Understanding method overloading in Python

Unlike some other programming languages like Java or C++, Python does not support method overloading in the traditional sense. You can have multiple methods with the same name but different parameter types or counts.

If your language supports method overloading, you could have something like:

void sum_nums(int num) {
    // do something
}
void sum_nums(double num) {
    // do something different
}

However, in Python, only the latest defined method is recognized. This is because Python uses dynamic typing, and method names are not directly tied to their parameter lists.

Python keeps only the last method defined if there are multiple methods with the same name but different parameters. The earlier ones will be overwritten.

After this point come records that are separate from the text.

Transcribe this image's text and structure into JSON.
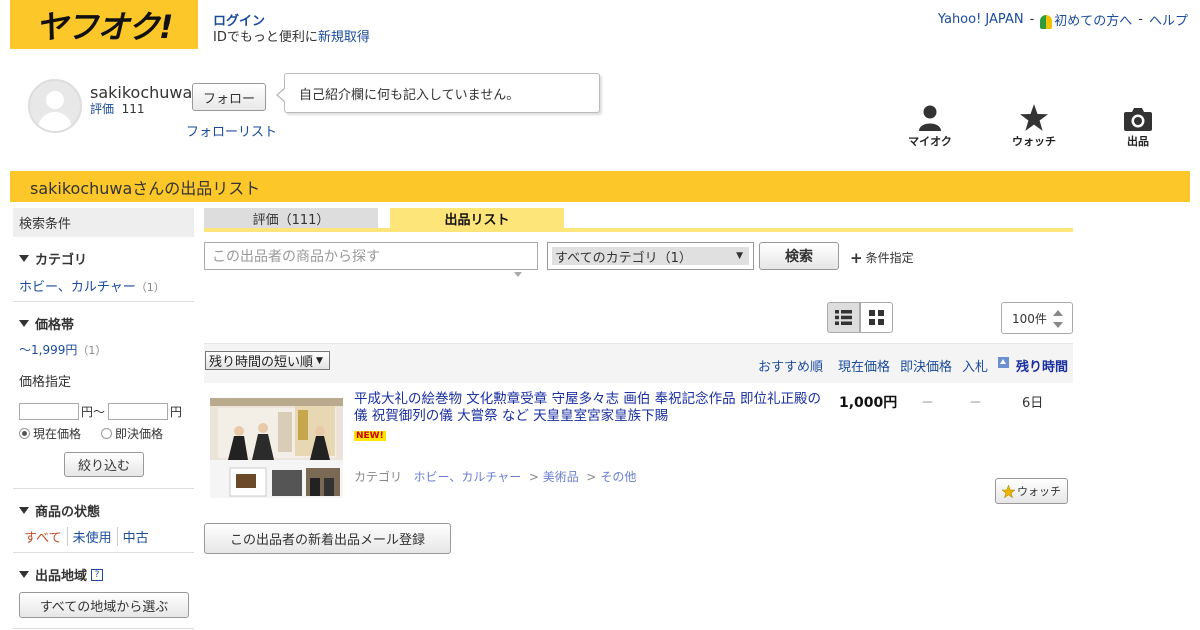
{
  "header": {
    "logo_text": "ヤフオク!",
    "login": "ログイン",
    "id_text": "IDでもっと便利に",
    "register": "新規取得",
    "links": [
      "Yahoo! JAPAN",
      "初めての方へ",
      "ヘルプ"
    ],
    "sep": "-"
  },
  "profile": {
    "username": "sakikochuwa",
    "rating_label": "評価",
    "rating_value": "111",
    "follow_button": "フォロー",
    "follow_list": "フォローリスト",
    "bio": "自己紹介欄に何も記入していません。"
  },
  "quick_nav": {
    "myauc": "マイオク",
    "watch": "ウォッチ",
    "sell": "出品"
  },
  "title_bar": "sakikochuwaさんの出品リスト",
  "sidebar": {
    "heading": "検索条件",
    "category": {
      "label": "カテゴリ",
      "item": "ホビー、カルチャー",
      "count": "（1）"
    },
    "price": {
      "label": "価格帯",
      "item": "〜1,999円",
      "count": "（1）",
      "specify": "価格指定",
      "yen_range": "円～",
      "yen": "円",
      "radio_current": "現在価格",
      "radio_buynow": "即決価格",
      "filter_button": "絞り込む"
    },
    "condition": {
      "label": "商品の状態",
      "options": [
        "すべて",
        "未使用",
        "中古"
      ]
    },
    "region": {
      "label": "出品地域",
      "help": "?",
      "button": "すべての地域から選ぶ"
    }
  },
  "tabs": {
    "rating": "評価（111）",
    "list": "出品リスト"
  },
  "search": {
    "placeholder": "この出品者の商品から探す",
    "category_select": "すべてのカテゴリ（1）",
    "button": "検索",
    "condition": "条件指定"
  },
  "per_page": "100件",
  "sort": {
    "select": "残り時間の短い順",
    "columns": [
      "おすすめ順",
      "現在価格",
      "即決価格",
      "入札",
      "残り時間"
    ]
  },
  "item": {
    "title": "平成大礼の絵巻物 文化勲章受章 守屋多々志 画伯 奉祝記念作品 即位礼正殿の儀 祝賀御列の儀 大嘗祭 など 天皇皇室宮家皇族下賜",
    "badge": "NEW!",
    "category_label": "カテゴリ",
    "category_path": [
      "ホビー、カルチャー",
      "美術品",
      "その他"
    ],
    "current_price": "1,000円",
    "buynow_price": "－",
    "bids": "－",
    "remaining": "6日",
    "watch_button": "ウォッチ"
  },
  "mail_button": "この出品者の新着出品メール登録",
  "colors": {
    "brand_yellow": "#fcc728",
    "tab_yellow": "#fde57a",
    "link_blue": "#1a4b9c"
  }
}
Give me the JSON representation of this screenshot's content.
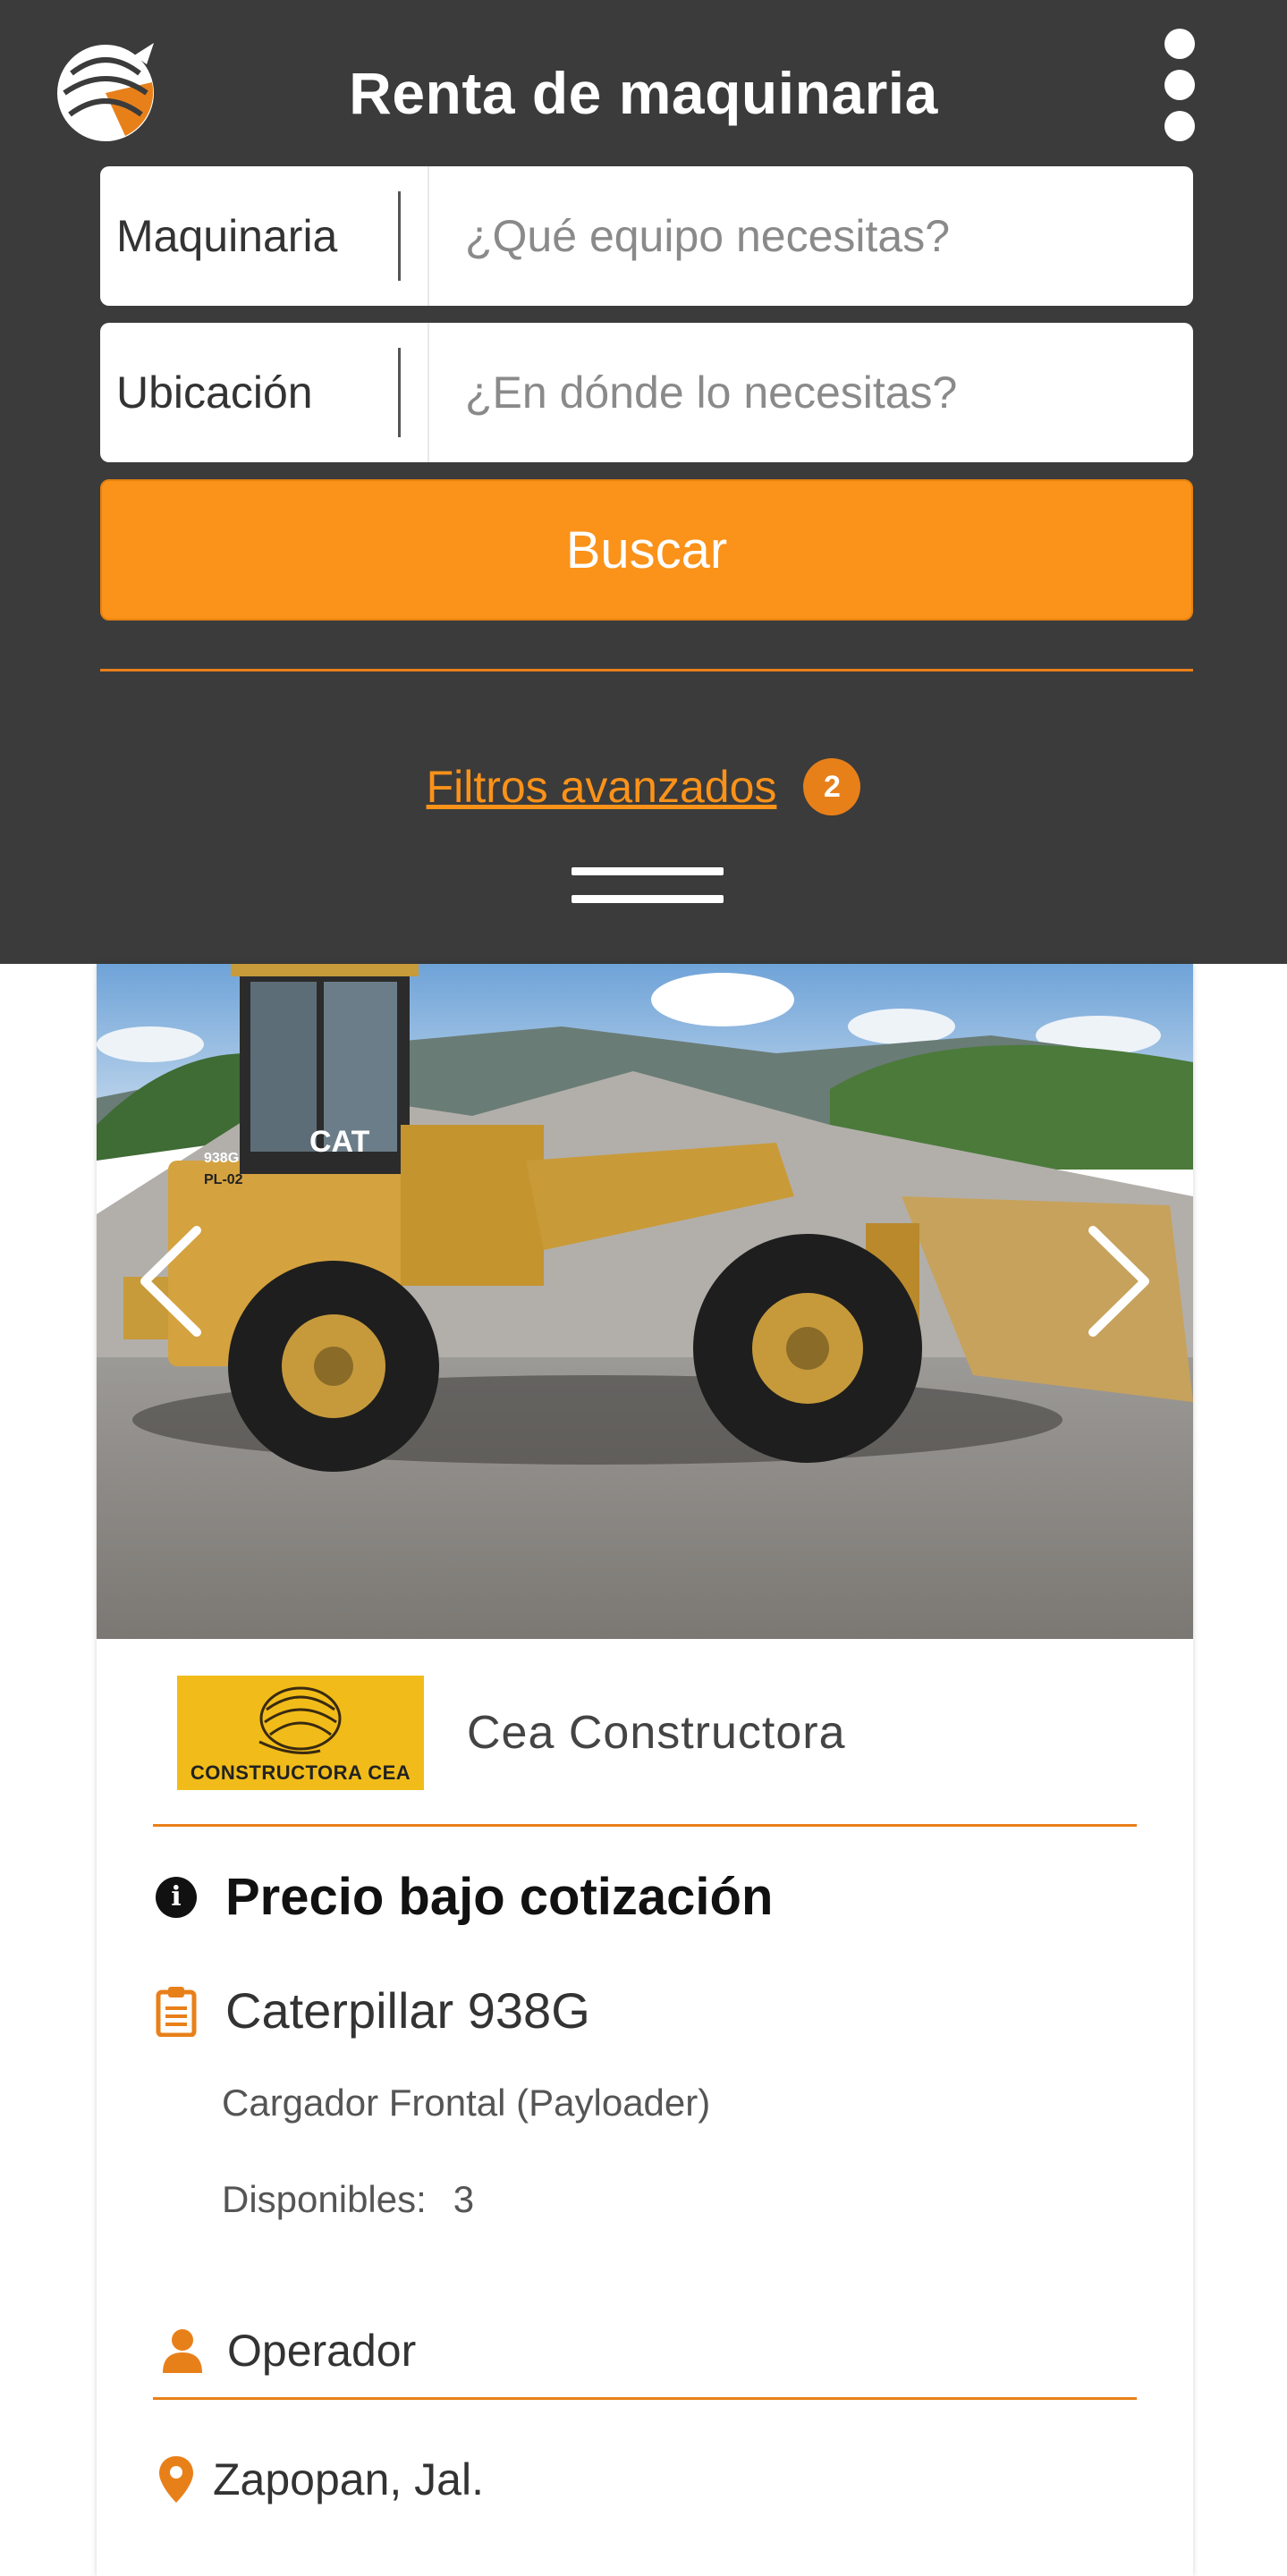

Example-1: Demonstration of how Python defines methods with the same name

Code:

class MyClass:    
    def sum_nums(self, x, y):
        print("Sum of two numbers", x + y)
    def sum_nums(self, x, y, z):
        print("Sum of three numbers", x + y + z)
obj = MyClass()
obj.sum_nums(1, 2, 3)  # Output: 6

In the example above, only the method sum_nums(self, x, y, z) is recognized, and the earlier defined sum_nums(self, x, y) is overwritten.

Example-2:

Code:

class MyClass:    
    def sum_nums(self, x, y):
        print("Sum of two numbers", x + y)    
    def sum_nums(self, x, y, z):
        print("Sum of three numbers", x + y + z)
obj = MyClass()
obj.sum_nums(1, 2)

The above example through the error "TypeError: sum_nums() missing 1 required positional argument: 'z'" as If multiple methods with the same name but different parameters exist in Python, only the last method is kept.